Furthermore, while exome sequencing has been a valuable tool for identifying causative mutations in rare, Mendelian disorders, the jury is still out on whether the approach will be as effective for complex disorders like heart disease.
Efforts are underway to gather that data. Debbie Nickerson of the University of Washington is leading a project funded by the National Heart, Lung, and Blood Institute to sequence 7,000 exomes to study heart, blood, and lung diseases in "well phenotyped" cohorts. "We're looking to Mendelianize complex diseases," Nickerson said at the Scripps meeting.
She noted that while this work is only now getting underway, it appears that these diseases will require many more samples than the handful that were sufficient to identify causative mutations in Miller syndrome and Freeman-Sheldon syndrome.
Nickerson added that the exome sequencing studies that have been published to date were able to use dbSNP as a "filter" to narrow down the set of potentially disease-related variants to a manageable number of novel variants. As more and more sequence data is added to that database, however — including deleterious variants — it will start to lose value as a filter.

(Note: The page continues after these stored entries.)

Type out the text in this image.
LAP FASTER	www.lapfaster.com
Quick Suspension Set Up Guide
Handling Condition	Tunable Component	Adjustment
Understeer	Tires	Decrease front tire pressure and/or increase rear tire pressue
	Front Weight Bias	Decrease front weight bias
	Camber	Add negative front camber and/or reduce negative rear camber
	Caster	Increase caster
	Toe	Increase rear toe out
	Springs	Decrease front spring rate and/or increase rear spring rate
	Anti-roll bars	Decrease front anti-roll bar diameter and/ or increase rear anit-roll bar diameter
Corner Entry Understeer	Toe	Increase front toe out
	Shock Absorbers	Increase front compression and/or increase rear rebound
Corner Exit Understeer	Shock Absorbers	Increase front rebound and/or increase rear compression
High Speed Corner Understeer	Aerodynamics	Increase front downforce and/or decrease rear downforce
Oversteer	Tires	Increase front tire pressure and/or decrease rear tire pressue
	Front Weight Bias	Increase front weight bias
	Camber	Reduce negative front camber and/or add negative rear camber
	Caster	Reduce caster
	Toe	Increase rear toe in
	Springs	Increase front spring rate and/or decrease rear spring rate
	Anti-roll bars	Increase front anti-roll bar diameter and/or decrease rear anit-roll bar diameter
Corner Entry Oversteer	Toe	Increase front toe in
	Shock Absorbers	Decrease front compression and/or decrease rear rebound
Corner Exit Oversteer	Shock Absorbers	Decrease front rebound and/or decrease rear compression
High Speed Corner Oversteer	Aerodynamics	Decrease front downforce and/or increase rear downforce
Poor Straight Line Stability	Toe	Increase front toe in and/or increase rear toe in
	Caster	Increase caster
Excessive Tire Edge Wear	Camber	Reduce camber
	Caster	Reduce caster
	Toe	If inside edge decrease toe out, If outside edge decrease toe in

In response, her lab is developing an approach based on evolutionary conservation in order to pinpoint causal variants.
The method assumes that genomic regions that are highly conserved play a larger functional role than sites that are not as highly conserved, and calculates a "rejected substitution" score for each position in the genome to rank the "impact" of genes. She said that her group has used the method to analyze the data sets for the Miller syndrome and Freeman-Sheldon syndrome exome-sequencing studies, and it arrived at the same results as the dbSNP-based approach.
In addition, Nickerson said that it will be helpful to acquire more "wildtype" exomes that can serve as "a critical filter for future variation studies."
Topol said that while the debate at the conference highlighted many challenges that lie ahead, "what's nice to see is that there are choices right now."
Exome sequencing "is much more practical because of the cost and the analytical side, and it is getting the answers, so it's a very reasonable thing," he said. "Whether that's going to hold up or if it's going to be a way station, that remains to be seen, but I think exome sequencing is going to be around for a few years."